As for how did the researchers land themselves a breakthrough here, the answer comes from how they leveraged new advances in the physics of moiré patterns, a type of geometrical design that arises when two patterns are layered on top of one another. You layer the pattern this way because when two-dimensional materials are stacked, new properties emerge that do not exist in one layer alone. Furthermore, when those layers are twisted to form a moiré pattern, it straight up produces unprecedented tunability of electronic properties. In their case, the teams combined two different types of atomically thin materials: bilayer graphene and hexagonal boron nitride. Upon interacting, the materials formed a moiré pattern. Once that was achieved, the researchers rotated one layer relative to the other, a move which helped them achieve different electronic properties in each graphene layer, even though they are separated by only atomic-scale dimensions.
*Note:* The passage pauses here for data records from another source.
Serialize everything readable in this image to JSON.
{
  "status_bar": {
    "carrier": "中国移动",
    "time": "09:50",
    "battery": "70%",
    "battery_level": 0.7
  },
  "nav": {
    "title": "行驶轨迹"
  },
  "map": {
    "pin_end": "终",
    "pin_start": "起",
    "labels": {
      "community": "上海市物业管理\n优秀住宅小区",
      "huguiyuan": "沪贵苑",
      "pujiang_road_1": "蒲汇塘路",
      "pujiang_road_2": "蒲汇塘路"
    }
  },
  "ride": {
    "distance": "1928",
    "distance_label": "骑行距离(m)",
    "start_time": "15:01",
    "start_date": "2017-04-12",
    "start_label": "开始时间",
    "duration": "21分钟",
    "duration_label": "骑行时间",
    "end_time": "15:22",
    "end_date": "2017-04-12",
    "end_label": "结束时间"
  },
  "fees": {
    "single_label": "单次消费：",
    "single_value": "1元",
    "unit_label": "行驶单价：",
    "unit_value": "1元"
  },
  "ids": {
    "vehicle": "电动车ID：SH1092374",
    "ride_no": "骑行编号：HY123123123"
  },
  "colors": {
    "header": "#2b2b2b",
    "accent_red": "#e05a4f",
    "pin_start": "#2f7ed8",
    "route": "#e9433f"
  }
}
Only asked to pick and choose the right type of twist, the researchers were able to utilize moiré physics for neuromorphic functionality at room temperature.

“The brain has a fundamentally different architecture than a digital computer,” said Hersam. “In a digital computer, data move back and forth between a microprocessor and memory, which consumes a lot of energy and creates a bottleneck when attempting to perform multiple tasks at the same time. On the other hand, in the brain, memory and information processing are co-located and fully integrated, resulting in orders of magnitude higher energy efficiency. Our synaptic transistor similarly achieves concurrent memory and information processing functionality to more faithfully mimic the brain.”

The next step involved training the transistor to recognize similar, but not identical, patterns. The researching teams showed the device one pattern: 000 (three zeros in a row). Then, they asked the AI to identify similar patterns, such as 111 or 101. This they would follow up with some experiments meant to test the device’s learning. Going by the available details, their new transistor effectively recognized similar patterns, providing a strong testament of its associative memory. Making the discovery all the more important is that the device displayed a similar success rates even when the researchers complicated things a little by giving it incomplete patterns.

“If we trained it to detect 000 and then gave it 111 and 101, it knows 111 is more similar to 000 than 101. 000 and 111 are not exactly the same, but both are three digits in a row. Recognizing that similarity is a higher-level form of cognition known as associative learning,” said Hersam. “Current AI can be easy to confuse, which can cause major problems in certain contexts. Imagine if you are using a self-driving vehicle, and the weather conditions deteriorate. The vehicle might not be able to interpret the more complicated sensor data as well as a human driver could. But even when we gave our transistor imperfect input, it could still identify the correct response.”

The new transistor technology comes shortly after Hersam and his team’s development of a separate nanoelectronic device. This nanoelectronic device already has an ability to analyze and categorize data in an energy-efficient manner, but at the same time, it still cannot claim to have the efficiency of their latest brainchild.